Another thing to keep in mind here is quality of compost. A compost pile composed of nothing more than grass clippings isn't going to create the quality of compost that a more varied pile will. You may end up with plenty of nitrogen, but you're risking micronutrient deficiency. The more different things you put in there, the better the compost you'll make. Also consider taking a lesson from the permaculture crowd and supplementing your compost with urine. Gross? Maybe, but urine from a healthy person who doesn't take any pharmaceutical drugs (or illegal drugs, obviously) is a fantastic fertilizer. There are studies showing that fertilizing tomato plants with diluted human urine can increase yields significantly, somewhere in the area of 50% or more. Guys, peeing on your compost pile not only adds nutrients that that the beneficial bacteria in the pile use, it also adds nutrients to the finished compost. Ladies have found various solutions to help with this process as well.
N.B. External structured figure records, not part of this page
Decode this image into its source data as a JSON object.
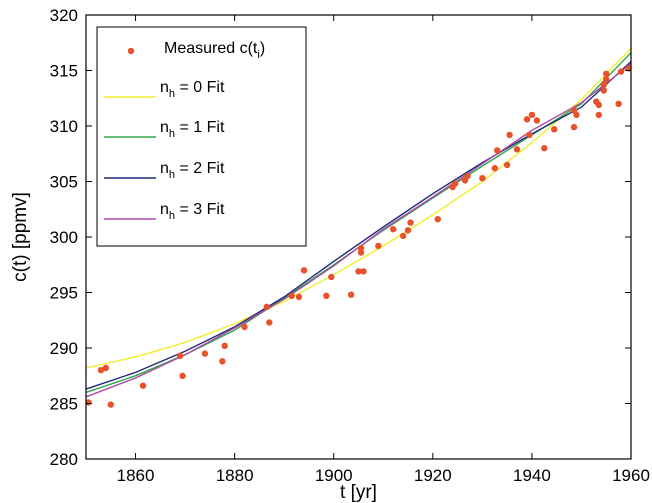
{
  "chart_data": {
    "type": "scatter",
    "xlabel": "t  [yr]",
    "ylabel": "c(t)  [ppmv]",
    "xlim": [
      1850,
      1960
    ],
    "ylim": [
      280,
      320
    ],
    "xticks": [
      "1860",
      "1880",
      "1900",
      "1920",
      "1940",
      "1960"
    ],
    "yticks": [
      "280",
      "285",
      "290",
      "295",
      "300",
      "305",
      "310",
      "315",
      "320"
    ],
    "grid": false,
    "legend_position": "top-left",
    "colors": {
      "measured": "#e8522a",
      "fit0": "#f2ee2a",
      "fit1": "#2ea84a",
      "fit2": "#1f2a7a",
      "fit3": "#b04aa8"
    },
    "legend": [
      {
        "key": "measured",
        "label_main": "Measured c(t",
        "label_sub": "i",
        "label_tail": ")"
      },
      {
        "key": "fit0",
        "label_main": "n",
        "label_sub": "h",
        "label_tail": " = 0 Fit"
      },
      {
        "key": "fit1",
        "label_main": "n",
        "label_sub": "h",
        "label_tail": " = 1 Fit"
      },
      {
        "key": "fit2",
        "label_main": "n",
        "label_sub": "h",
        "label_tail": " = 2 Fit"
      },
      {
        "key": "fit3",
        "label_main": "n",
        "label_sub": "h",
        "label_tail": " = 3 Fit"
      }
    ],
    "measured": [
      [
        1850.5,
        285.1
      ],
      [
        1853,
        288.0
      ],
      [
        1854,
        288.2
      ],
      [
        1855,
        284.9
      ],
      [
        1861.5,
        286.6
      ],
      [
        1869,
        289.3
      ],
      [
        1869.5,
        287.5
      ],
      [
        1874,
        289.5
      ],
      [
        1877.5,
        288.8
      ],
      [
        1878,
        290.2
      ],
      [
        1882,
        291.9
      ],
      [
        1886.5,
        293.7
      ],
      [
        1887,
        292.3
      ],
      [
        1891.5,
        294.7
      ],
      [
        1893,
        294.6
      ],
      [
        1894,
        297.0
      ],
      [
        1898.5,
        294.7
      ],
      [
        1899.5,
        296.4
      ],
      [
        1903.5,
        294.8
      ],
      [
        1905,
        296.9
      ],
      [
        1905.5,
        298.6
      ],
      [
        1905.5,
        299.0
      ],
      [
        1906,
        296.9
      ],
      [
        1909,
        299.2
      ],
      [
        1912,
        300.7
      ],
      [
        1914,
        300.1
      ],
      [
        1915,
        300.6
      ],
      [
        1915.5,
        301.3
      ],
      [
        1921,
        301.6
      ],
      [
        1924,
        304.5
      ],
      [
        1924.5,
        304.8
      ],
      [
        1926.5,
        305.1
      ],
      [
        1927,
        305.5
      ],
      [
        1930,
        305.3
      ],
      [
        1932.5,
        306.2
      ],
      [
        1933,
        307.8
      ],
      [
        1935,
        306.5
      ],
      [
        1935.5,
        309.2
      ],
      [
        1937,
        307.9
      ],
      [
        1939,
        310.6
      ],
      [
        1939.5,
        309.2
      ],
      [
        1940,
        311.0
      ],
      [
        1941,
        310.5
      ],
      [
        1942.5,
        308.0
      ],
      [
        1944.5,
        309.7
      ],
      [
        1948.5,
        311.4
      ],
      [
        1948.5,
        309.9
      ],
      [
        1949,
        311.0
      ],
      [
        1953,
        312.2
      ],
      [
        1953.5,
        311.9
      ],
      [
        1953.5,
        311.0
      ],
      [
        1954.5,
        313.2
      ],
      [
        1954.5,
        313.7
      ],
      [
        1955,
        314.2
      ],
      [
        1955,
        314.7
      ],
      [
        1957.5,
        312.0
      ],
      [
        1958,
        314.9
      ],
      [
        1959.5,
        315.2
      ]
    ],
    "fits": [
      {
        "key": "fit0",
        "x": [
          1850,
          1860,
          1870,
          1880,
          1890,
          1900,
          1910,
          1920,
          1930,
          1940,
          1950,
          1960
        ],
        "y": [
          288.2,
          289.2,
          290.5,
          292.2,
          294.2,
          296.6,
          299.2,
          302.0,
          305.0,
          308.5,
          312.4,
          317.0
        ]
      },
      {
        "key": "fit1",
        "x": [
          1850,
          1860,
          1870,
          1880,
          1890,
          1900,
          1910,
          1920,
          1930,
          1940,
          1950,
          1960
        ],
        "y": [
          286.0,
          287.5,
          289.4,
          291.6,
          294.5,
          297.5,
          300.6,
          303.5,
          306.4,
          309.2,
          312.0,
          316.6
        ]
      },
      {
        "key": "fit2",
        "x": [
          1850,
          1860,
          1870,
          1880,
          1890,
          1900,
          1910,
          1920,
          1930,
          1940,
          1950,
          1960
        ],
        "y": [
          286.3,
          287.8,
          289.7,
          291.9,
          294.6,
          297.8,
          300.9,
          303.9,
          306.7,
          309.3,
          311.7,
          315.8
        ]
      },
      {
        "key": "fit3",
        "x": [
          1850,
          1860,
          1870,
          1880,
          1890,
          1900,
          1910,
          1920,
          1930,
          1940,
          1950,
          1960
        ],
        "y": [
          285.6,
          287.3,
          289.4,
          291.8,
          294.4,
          297.4,
          300.7,
          303.6,
          306.6,
          309.6,
          312.1,
          315.6
        ]
      }
    ]
  }
}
I think, oftentimes, composting is looked at as a method to dispose of scraps, and that's all. However, by investing a little more time and attention in composting, you will also create the perfect soil conditioner for your garden, fertilizing and improving soil tilth at once. And it doesn't have to cost you a dime.

1 comment:

  1. And then there's always....humanure. A lot of stuff comes out of your garden and then goes down the toilet. I spent the weekend at a wedding at the bride's intentional community. All the buildings have sawdust toilets. They were really MUCH more pleasant to use than a portapotty.